30 But the Emperor rebuked Seti-Kahn, saying: “It is for the Emperor, alone, to
decide and no other.” Thus in the anger of the Emperor’s voice did Seti-Kahn grow
fearful; and there stirred within him a fierce and hateful rage against the son he
feared above all else.
31 Then did the Emperor turn again unto Kronus, saying: “Tell me Kronus: What think
you of all these things?” And Kronus answered him, saying: “Your Majesty, if you
will consent, permit that I might study all these things for two days. And when I
am completed, I will tell you all my heart.”
32 Now when Kronus had finished speaking, Markus Tobias exclaimed against him quickly,
saying: “Your Majesty, we must attack now. For it is not good that we should wait
two days for Kronus’ sake, for the fires are stoked and the iron is hot. Let us strike
now and hold not back.”
33 But the Emperor rebuked him also, saying: “Did you not say yourself that Rome
shall not attack for yet another two weeks? How then will you say that we cannot
wait just two days only?”
34 Thus did the Emperor give consent unto Kronus, causing that there should be placed
within the room a cot upon which Kronus might sleep in the deepness of the night;
and every man did leave the room to follow their Emperor, causing that Kronus should
be alone in all his contemplations of the plans of war and bloody battle.
35 Thus for two days did Kronus study such plans and strategies as were made available;
yet would Kronus still request reports, studies and surveys pertaining to South Africa
and all its many resources, as well as all current and projected weather reports.
36 And with each request that Kronus made, the Stazzi would report to the Emperor,
saying: “Your Majesty, the Great Kronus has asked for this report,” or “this study,”
or again “Kronus has requested such and such a survey.”
37 Likewise would the spies of Seti-Kahn rush to report unto their master, saying:
“My Lord, the boy has made requests for this report,” or “this study,” or again “the
boy has asked for such and such a survey.”
38 Thus did the ways of Kronus intrigue the greatest men of power, while others
grew fearful of his artful plottings; being fearful that in Kronus would they be
made to lose face in the presence of their peers and the Emperor also.
39 Now on the morning of the third day, Kronus sent word unto the Emperor, and there
gathered in the war room of the Emperor, all the mighty men of power; for each was
anxious to hear for themselves such counsel as Kronus would give.
40 And Kronus spoke unto the Emperor, saying: “Your Majesty, in all these plans
have I found some good merit; yet only in two things am I left unsettled: For in
the first do all agree that the cost to Drakonia shall be no less than two hundred
thousand of our own dead; while yet costing us further some five hundred thousand
talents of gold.
41 Yet, Your Majesty, why should this war be forced upon us at so great a cost?
For this cause would I force upon Rome the cost of all their efforts and ours combined
42 Causing that we should take from Rome, the gathered treasures of South Africa,
to bring into your treasury the greatest prize of all, which prize is no less than
the very heart of Rome’s wealth and power.
43 Thus, Your Majesty, if this seem good in your eyes that we should do it, then
must we not fight the legions of Rome while they are yet in their garrisons, to pin
them within the very cities where all these mighty treasures are stored and gathered.
44 For this cause would I speak of that second thing which would prove itself most
troublesome.
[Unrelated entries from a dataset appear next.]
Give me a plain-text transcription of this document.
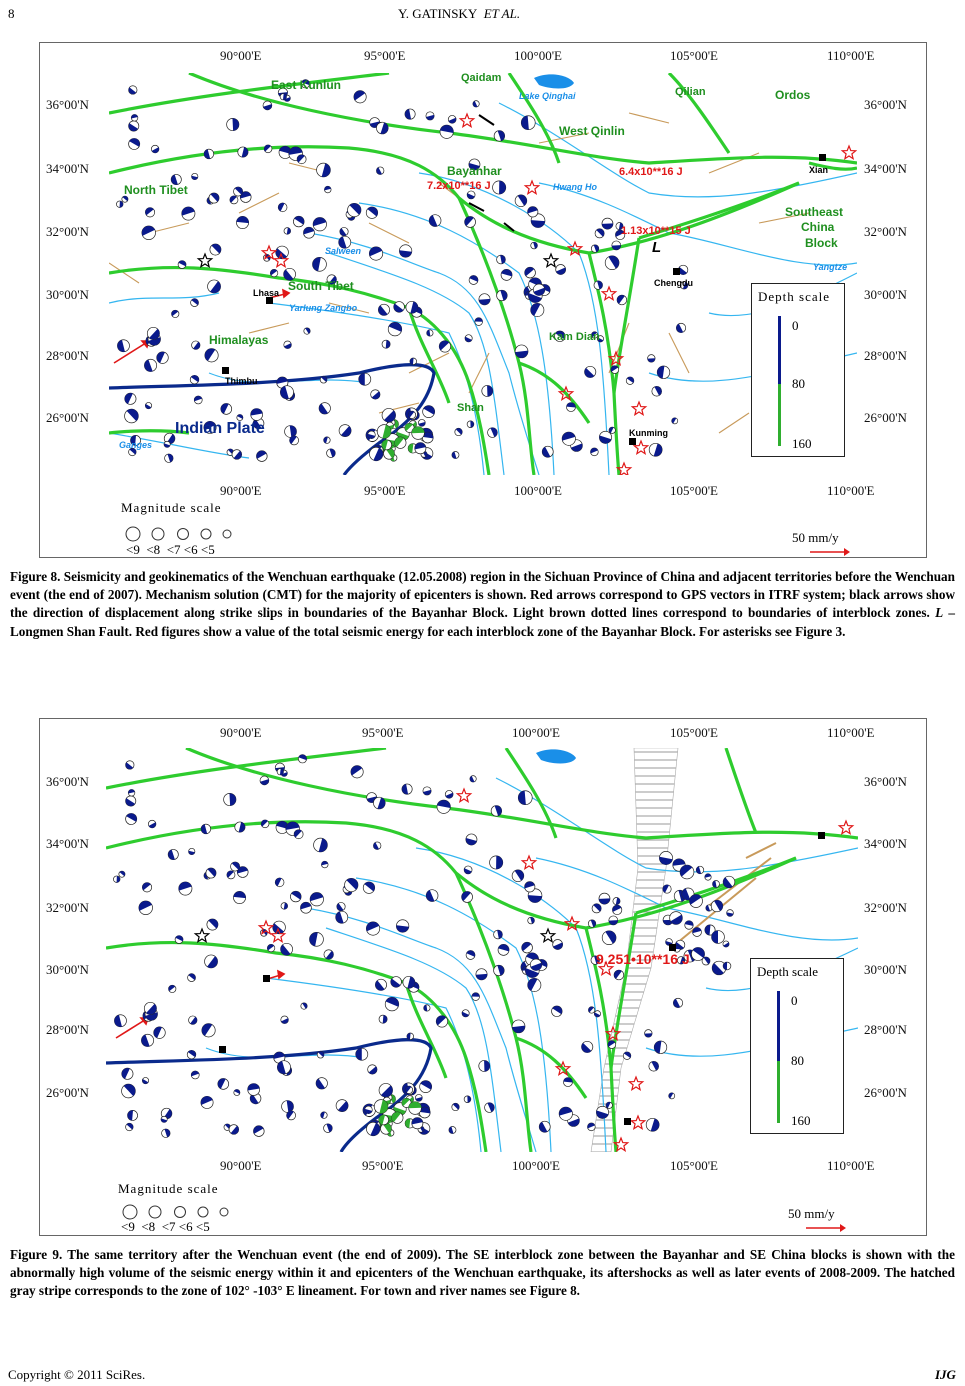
8	Y. GATINSKY ET AL.
90°00'E	95°00'E	100°00'E	105°00'E	110°00'E
90°00'E	95°00'E	100°00'E	105°00'E	110°00'E
36°00'N
34°00'N
32°00'N
30°00'N
28°00'N
26°00'N
36°00'N
34°00'N
32°00'N
30°00'N
28°00'N
26°00'N
East Kunlun	Qaidam
Lake Qinghai	Qilian	Ordos
West Qinlin
Bayanhar
7.2x10**16 J
6.4x10**16 J
1.13x10**15 J
Hwang Ho
Xian
North Tibet
Southeast
China
Block
Salween
Yangtze
L
Chengdu
Lhasa South Tibet
Yarlung Zangbo
Kam Dian
Himalayas
Thimbu
Shan
Indian Plate
Ganges
Kunming
Depth scale
0
80
160
Magnitude scale
<9 <8 <7 <6 <5
50 mm/y
Figure 8. Seismicity and geokinematics of the Wenchuan earthquake (12.05.2008) region in the Sichuan Province of China and adjacent territories before the Wenchuan event (the end of 2007). Mechanism solution (CMT) for the majority of epicenters is shown. Red arrows correspond to GPS vectors in ITRF system; black arrows show the direction of displacement along strike slips in boundaries of the Bayanhar Block. Light brown dotted lines correspond to boundaries of interblock zones. L – Longmen Shan Fault. Red figures show a value of the total seismic energy for each interblock zone of the Bayanhar Block. For asterisks see Figure 3.
90°00'E	95°00'E	100°00'E	105°00'E	110°00'E
90°00'E	95°00'E	100°00'E	105°00'E	110°00'E
36°00'N
34°00'N
32°00'N
30°00'N
28°00'N
26°00'N
36°00'N
34°00'N
32°00'N
30°00'N
28°00'N
26°00'N
9.251•10**16 J
Depth scale
0
80
160
Magnitude scale
<9 <8 <7 <6 <5
50 mm/y
Figure 9. The same territory after the Wenchuan event (the end of 2009). The SE interblock zone between the Bayanhar and SE China blocks is shown with the abnormally high volume of the seismic energy within it and epicenters of the Wenchuan earthquake, its aftershocks as well as later events of 2008-2009. The hatched gray stripe corresponds to the zone of 102° -103° E lineament. For town and river names see Figure 8.
Copyright © 2011 SciRes.	IJG
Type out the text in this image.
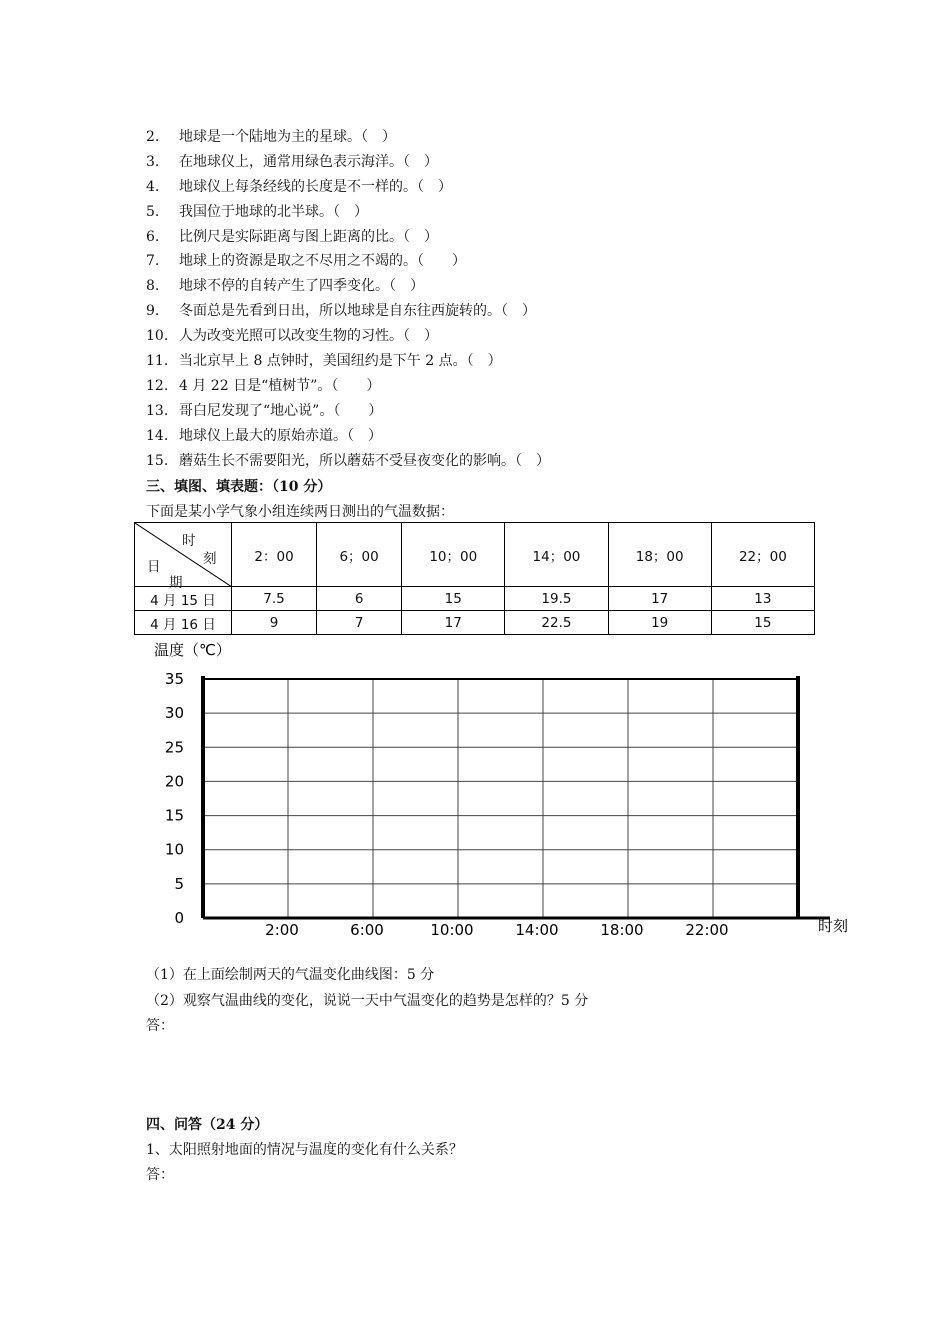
2. 地球是一个陆地为主的星球。（　）
3. 在地球仪上，通常用绿色表示海洋。（　）
4. 地球仪上每条经线的长度是不一样的。（　）
5. 我国位于地球的北半球。（　）
6. 比例尺是实际距离与图上距离的比。（　）
7. 地球上的资源是取之不尽用之不竭的。（　　）
8. 地球不停的自转产生了四季变化。（　）
9. 冬面总是先看到日出，所以地球是自东往西旋转的。（　）
10. 人为改变光照可以改变生物的习性。（　）
11. 当北京早上 8 点钟时，美国纽约是下午 2 点。（　）
12. 4 月 22 日是“植树节”。（　　）
13. 哥白尼发现了“地心说”。（　　）
14. 地球仪上最大的原始赤道。（　）
15. 蘑菇生长不需要阳光，所以蘑菇不受昼夜变化的影响。（　）
三、填图、填表题：（10 分）
下面是某小学气象小组连续两日测出的气温数据：
时
刻
日
期	2：00	6；00	10；00	14；00	18；00	22；00
4 月 15 日	7.5	6	15	19.5	17	13
4 月 16 日	9	7	17	22.5	19	15
0
5
10
15
20
25
30
35
2:00	6:00	10:00	14:00	18:00	22:00
温度（℃）
时刻
（1）在上面绘制两天的气温变化曲线图：5 分
（2）观察气温曲线的变化，说说一天中气温变化的趋势是怎样的？5 分
答：
四、问答（24 分）
1、太阳照射地面的情况与温度的变化有什么关系？
答：
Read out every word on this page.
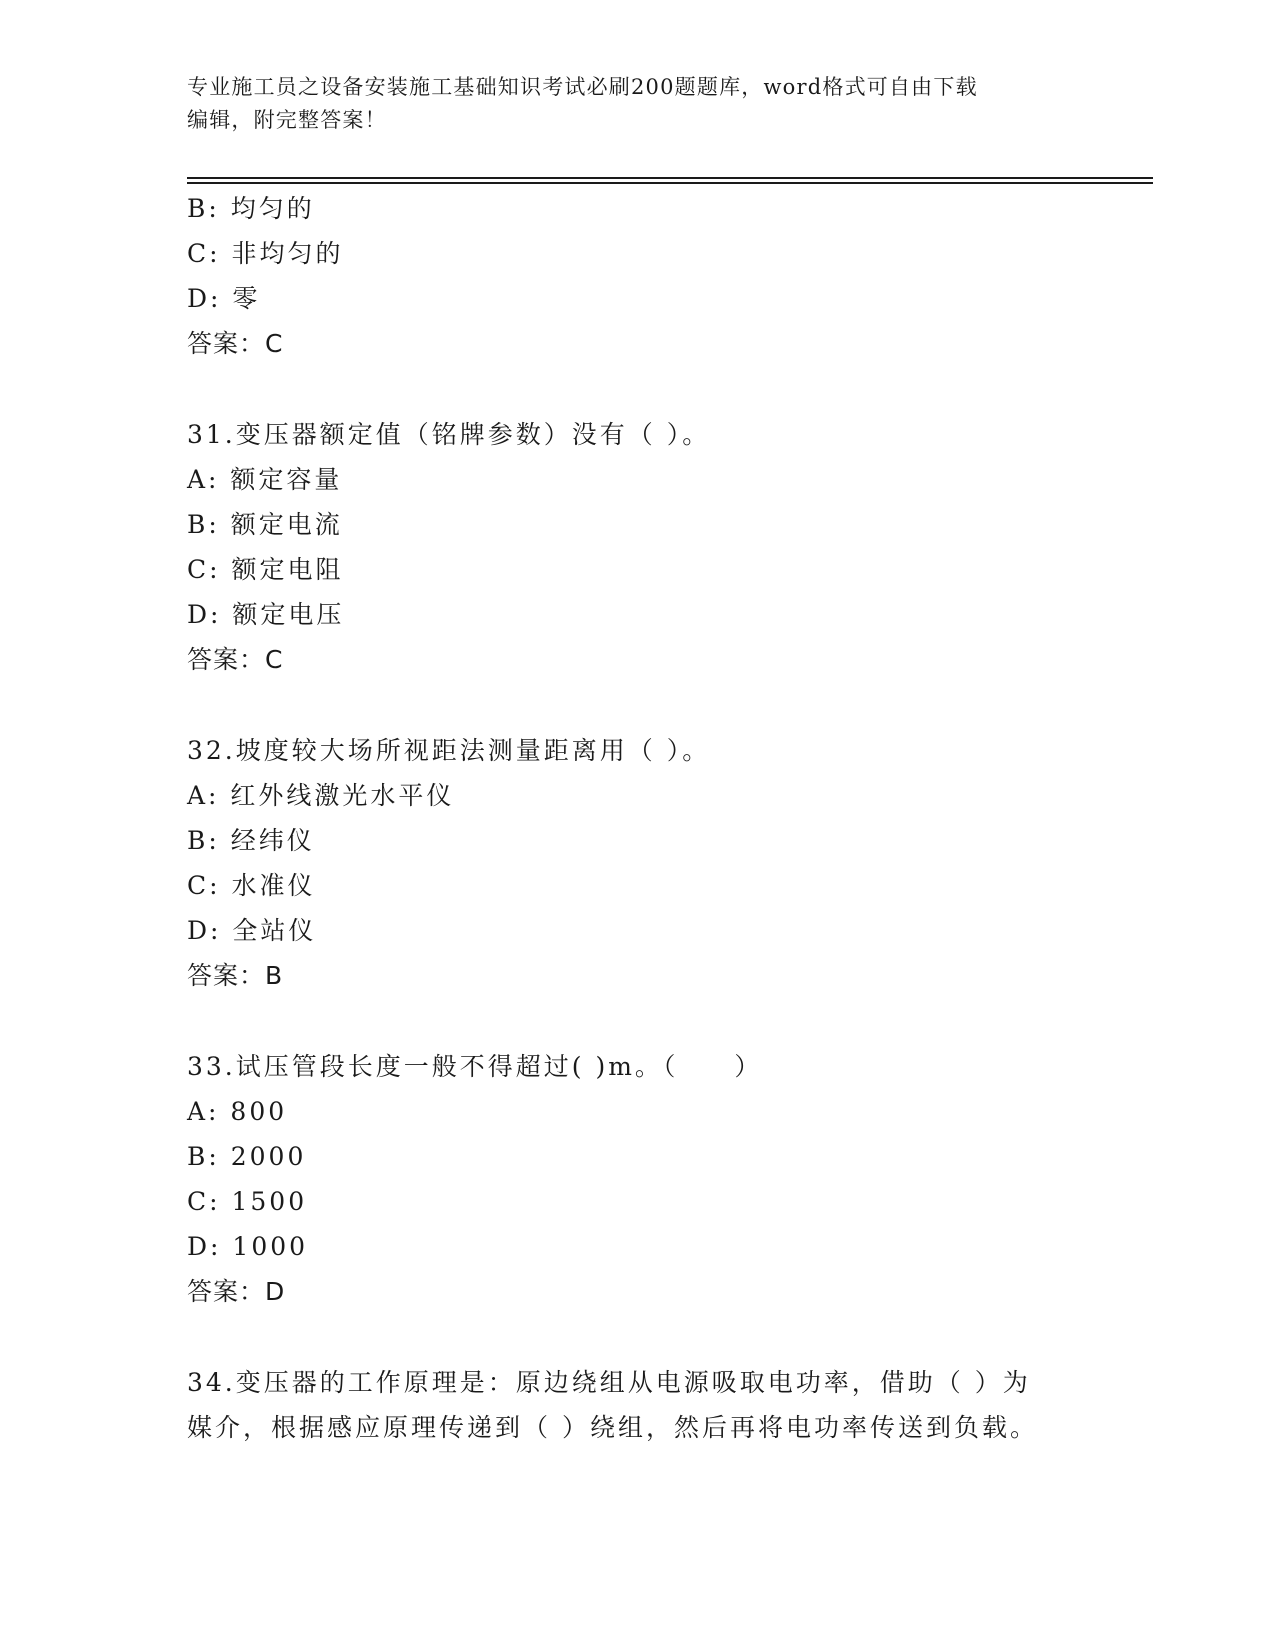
专业施工员之设备安装施工基础知识考试必刷200题题库，word格式可自由下载
编辑，附完整答案！
B: 均匀的
C: 非均匀的
D: 零
答案：C
31.变压器额定值（铭牌参数）没有（ ）。
A: 额定容量
B: 额定电流
C: 额定电阻
D: 额定电压
答案：C
32.坡度较大场所视距法测量距离用（ ）。
A: 红外线激光水平仪
B: 经纬仪
C: 水准仪
D: 全站仪
答案：B
33.试压管段长度一般不得超过( )m。（　　）
A: 800
B: 2000
C: 1500
D: 1000
答案：D
34.变压器的工作原理是：原边绕组从电源吸取电功率，借助（ ）为
媒介，根据感应原理传递到（ ）绕组，然后再将电功率传送到负载。
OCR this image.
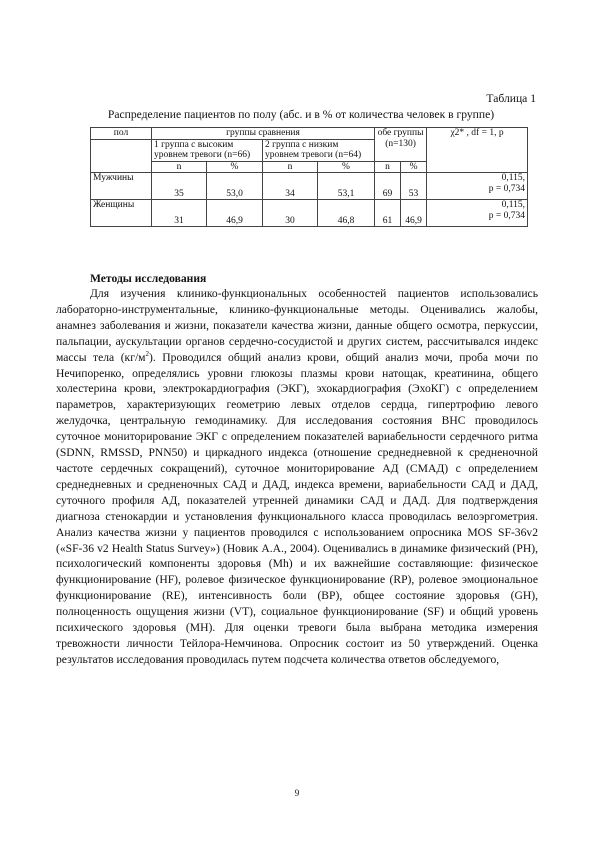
Таблица 1
Распределение пациентов по полу (абс. и в % от количества человек в группе)
пол	группы сравнения				обе группы (n=130)		χ2* , df = 1, p
	1 группа с высоким уровнем тревоги (n=66)		2 группа с низким уровнем тревоги (n=64)				
	n	%	n	%	n	%	
Мужчины	35	53,0	34	53,1	69	53	0,115,
p = 0,734

Женщины	31	46,9	30	46,8	61	46,9	0,115,
p = 0,734
Методы исследования

Для изучения клинико-функциональных особенностей пациентов использовались лабораторно-инструментальные, клинико-функциональные методы. Оценивались жалобы, анамнез заболевания и жизни, показатели качества жизни, данные общего осмотра, перкуссии, пальпации, аускультации органов сердечно-сосудистой и других систем, рассчитывался индекс массы тела $(кг/м^2)$. Проводился общий анализ крови, общий анализ мочи, проба мочи по Нечипоренко, определялись уровни глюкозы плазмы крови натощак, креатинина, общего холестерина крови, электрокардиография (ЭКГ), эхокардиография (ЭхоКГ) с определением параметров, характеризующих геометрию левых отделов сердца, гипертрофию левого желудочка, центральную гемодинамику. Для исследования состояния ВНС проводилось суточное мониторирование ЭКГ с определением показателей вариабельности сердечного ритма (SDNN, RMSSD, PNN50) и циркадного индекса (отношение среднедневной к средненочной частоте сердечных сокращений), суточное мониторирование АД (СМАД) с определением среднедневных и средненочных САД и ДАД, индекса времени, вариабельности САД и ДАД, суточного профиля АД, показателей утренней динамики САД и ДАД. Для подтверждения диагноза стенокардии и установления функционального класса проводилась велоэргометрия. Анализ качества жизни у пациентов проводился с использованием опросника MOS SF-36v2 («SF-36 v2 Health Status Survey») (Новик А.А., 2004). Оценивались в динамике физический (PH), психологический компоненты здоровья (Mh) и их важнейшие составляющие: физическое функционирование (HF), ролевое физическое функционирование (RP), ролевое эмоциональное функционирование (RE), интенсивность боли (BP), общее состояние здоровья (GH), полноценность ощущения жизни (VT), социальное функционирование (SF) и общий уровень психического здоровья (MH). Для оценки тревоги была выбрана методика измерения тревожности личности Тейлора-Немчинова. Опросник состоит из 50 утверждений. Оценка результатов исследования проводилась путем подсчета количества ответов обследуемого,

9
For which is better: to attack South Africa while yet the legions of
Rome are found within, being fully prepared for bloody battle?
45 Or is it better still to attack South Africa, to rob it of all its wealth and
glory while yet the legions of Rome have sent themselves away; to land upon the frozen
and hostile shores of Antarctica, placing between us and them a harsh and bitter
46 For this cause would I reveal to you a far more subtle stratagem which, if you
will give consent, will yet preserve into our keeping the city of Neropolis while
gaining to our greater benefit, the very crown of Rome’s wealth and prestige.”
47 Now when the Emperor heard this of Kronus, his heart was filled with greed; for
the Emperor lusted after glory and fame above all other things, while yet many of
the men of war which stood beside him, were themselves most intrigued by the words
48 And the Emperor spoke, saying: “Continue then Kronus and speak of this strategy
which would gain for me so great a treasure.” And Kronus spoke, saying: “These then
are the things which we must do with swift and firm resolve.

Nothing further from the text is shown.